UMBRA SUMUS


On Aspects

Updated 2018-01-06

(Expanded with some Q&A arising from testing.)

Aspects describe important things about a character: their life, experience, what drives them, what is important to them, Friends or Enemies, what describes or defines them. Ideally they should summarise the character.

In system terms what characters can do is mostly defined by the intersection of Aspects and Skills. Skill are fairly widely cast, but Aspects focus them.

While all Aspects are equal in potential, and depend on how you play and exploit them, here is an entirely optional list of Aspect areas I had in mind to set the number of a character’s initial Aspects to four:

  1. A Profession – what gives the character their daily bread? Perhaps even think of this one as a old style Character Class.
  2. A Background – where did the character come from, how does that shape them?
  3. A Hobby Horse – does the character have other affiliations or pastimes, religious, political, amateur interests?
  4. A Secret – guilty or otherwise? A secret society, or sex, or sexuality, or an identity, or …

… Or keep unallocated Aspects for a later reveal at an opportune moment.

(I didn’t put these up initially for fear of of being prescriptive, but as more guidance was requested, there you are.)

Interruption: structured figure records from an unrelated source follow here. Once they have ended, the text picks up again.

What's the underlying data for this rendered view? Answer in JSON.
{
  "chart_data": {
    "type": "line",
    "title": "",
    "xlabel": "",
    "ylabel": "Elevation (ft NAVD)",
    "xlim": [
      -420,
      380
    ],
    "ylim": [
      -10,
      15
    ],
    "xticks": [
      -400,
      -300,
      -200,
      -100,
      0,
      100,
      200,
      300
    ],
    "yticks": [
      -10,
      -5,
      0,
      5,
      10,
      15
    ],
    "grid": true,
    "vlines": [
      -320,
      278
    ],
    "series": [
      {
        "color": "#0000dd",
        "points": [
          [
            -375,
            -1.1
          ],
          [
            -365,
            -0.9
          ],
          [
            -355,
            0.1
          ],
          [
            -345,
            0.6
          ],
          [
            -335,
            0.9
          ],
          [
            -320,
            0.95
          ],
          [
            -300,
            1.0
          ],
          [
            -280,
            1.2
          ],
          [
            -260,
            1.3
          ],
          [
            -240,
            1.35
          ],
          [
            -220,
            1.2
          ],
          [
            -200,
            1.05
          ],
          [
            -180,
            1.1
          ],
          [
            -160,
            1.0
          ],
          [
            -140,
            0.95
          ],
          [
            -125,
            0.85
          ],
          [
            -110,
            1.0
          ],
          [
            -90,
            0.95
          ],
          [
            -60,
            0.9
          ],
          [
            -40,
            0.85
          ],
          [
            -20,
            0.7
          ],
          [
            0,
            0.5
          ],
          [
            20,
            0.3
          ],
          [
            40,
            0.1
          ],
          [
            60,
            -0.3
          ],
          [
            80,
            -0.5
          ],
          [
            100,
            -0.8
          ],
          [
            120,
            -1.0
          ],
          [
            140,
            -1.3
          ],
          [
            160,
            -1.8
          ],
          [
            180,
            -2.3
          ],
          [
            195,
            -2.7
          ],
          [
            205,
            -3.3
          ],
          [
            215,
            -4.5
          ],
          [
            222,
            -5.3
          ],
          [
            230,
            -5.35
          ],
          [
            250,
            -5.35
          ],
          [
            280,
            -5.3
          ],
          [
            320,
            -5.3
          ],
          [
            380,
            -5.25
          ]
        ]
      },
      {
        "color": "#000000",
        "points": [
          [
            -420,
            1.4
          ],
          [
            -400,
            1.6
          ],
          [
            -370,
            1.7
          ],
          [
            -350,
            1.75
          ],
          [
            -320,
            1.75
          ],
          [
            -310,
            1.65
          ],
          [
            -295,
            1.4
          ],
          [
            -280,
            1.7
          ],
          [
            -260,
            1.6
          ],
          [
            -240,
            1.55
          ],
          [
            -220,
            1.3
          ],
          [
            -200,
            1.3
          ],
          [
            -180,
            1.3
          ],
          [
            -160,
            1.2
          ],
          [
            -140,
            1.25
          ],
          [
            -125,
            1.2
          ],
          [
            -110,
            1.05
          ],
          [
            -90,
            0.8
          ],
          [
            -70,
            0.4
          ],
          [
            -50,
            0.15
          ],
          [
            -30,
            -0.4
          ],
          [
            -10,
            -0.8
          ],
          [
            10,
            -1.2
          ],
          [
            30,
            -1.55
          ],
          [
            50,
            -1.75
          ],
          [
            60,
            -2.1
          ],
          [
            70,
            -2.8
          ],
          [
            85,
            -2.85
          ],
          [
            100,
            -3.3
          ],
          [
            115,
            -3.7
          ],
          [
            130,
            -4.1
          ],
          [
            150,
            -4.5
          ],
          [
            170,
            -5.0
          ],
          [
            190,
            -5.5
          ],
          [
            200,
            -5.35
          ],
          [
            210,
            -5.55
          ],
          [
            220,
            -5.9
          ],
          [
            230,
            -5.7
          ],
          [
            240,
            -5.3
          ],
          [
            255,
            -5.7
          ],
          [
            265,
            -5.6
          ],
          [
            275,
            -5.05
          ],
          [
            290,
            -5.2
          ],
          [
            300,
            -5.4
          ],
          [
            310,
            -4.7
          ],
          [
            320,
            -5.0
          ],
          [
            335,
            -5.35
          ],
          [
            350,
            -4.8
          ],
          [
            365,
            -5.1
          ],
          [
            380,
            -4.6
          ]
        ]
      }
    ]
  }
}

Some latecomers to the possible Aspect areas ball:

  • Where has the character travelled, lived, traded, campaigned or whatever.
  • Ethnicity, should the character be sadly afflicted by being a Foreigner.
  • Species? Um, well — we can talk about it…

Aspects & Skills

How do they interact?

Take the Combat skill, which indicates a degree of ability with fighting.

  • An Aspect of Soldier gives familiarity in use of Combat skill with the C18th standards: sword, musket and bayonet, brawl and sword, marching in formation under fire, and so.
  • An Aspect of Soldier taken without the Combat skill might imply a non-Combat role: perhaps drummer boy, or supply-waggon driver, or poltroon.
  • An Aspect of Gentleman, without any other military Aspect, with a Combat skill would indicate, perhaps, a warrior of the field of honour with weapons like a fencing sword or duelling pistol, or a robust attitude to personal safety on the streets of London employing the likes of walking stick, sword cane, cudgel or plain fisticuffs.
  • Familiarity with unusual weapons requires relevant Aspects to cover: a Soldier Aspect with Combat skill and North America as an Aspect might claim familiarity with tomahawk and bow as well as the regular musket, for instance.

Where possible take generic Skills and interpret them through your Aspects rather than take a specific skill.

Someone asks about skills for, shall we say, Watchmaker – is that a Professional Skill or Handy Trade ?

Look at Watchmaker as an Aspect, and the character would make and repair watches with their Trades: Handy Skill. A deep knowledge of timepieces and mechanisms would be shown by having a Learning or Philosophy skill; the latter coupled with, say, an something like Enochian Practitioner or Mechanick Philosopher Aspect would be the skill required to make the Fop’s watch from the flavour piece on the Introduction page.

Languages

Another question has been language skills: does a character need a French Languages Skill to read / speak French.

Ans : Not if the language is implict in an Aspect. Rather than have specific language skills I would suggest that most characters will have sufficient grasp of a language implicit in their aspects for their Social or Learning skills to function in the circumstances to which the Aspect is applicable.

So with an Aspect of Sailor a character would reasonably be expected to understand and be understood sufficiently for their Social skills to function normally in waterfront bars, knocking shops and flophouses along the western coasts of Europe and into the west end of the Mediterranean, the British Americas Caribbean and Atlantic shores — the default English Sailor’s range. Those sailing further, stranger tides would likely have more Aspects, perhaps East Indies Trade or China Trade even.

The Learning (or Philosophy) skill covers reading and writing (amongst other things) in similar fashion. If an aspect suggests a character corresponds in language other than English then they must have sufficient grasp of the written form to enable common communications at their Learning skill level.

If all Aspect related rationalisation fails then, yes, you can take a French skill completely stand alone.

Aspects & Character Points

Part of the character improvement and reward system I’ve been freely promising in play tests and for old and new character write-ups (Whatever happened to… soon perhaps character introductions and, one day, point-of-view game accounts) is the Character Point.

For fuller details see the Improvement page (when it is written). For now though, what can you do with them, in relation to Aspects?

  • Fix minor omissions :
    — if the player forgets something their character’s Aspects can be interpreted as suggesting they would not have, then expend a character point to fix the omission retrospectively.
  • Declare Minor Facts :
    — the more proactive side of the coin from fix minor omissions. Expend a character point to establish a contact or a convenient minor narritive fact – “Didn’t I hear my shipmate (Aspects: Sailor, Eastern Mediterranean) Evan ‘Ninepounder’ Morgan settled in a little place at the back of the souk here? I’m sure he’d shelter us for a day or two…”.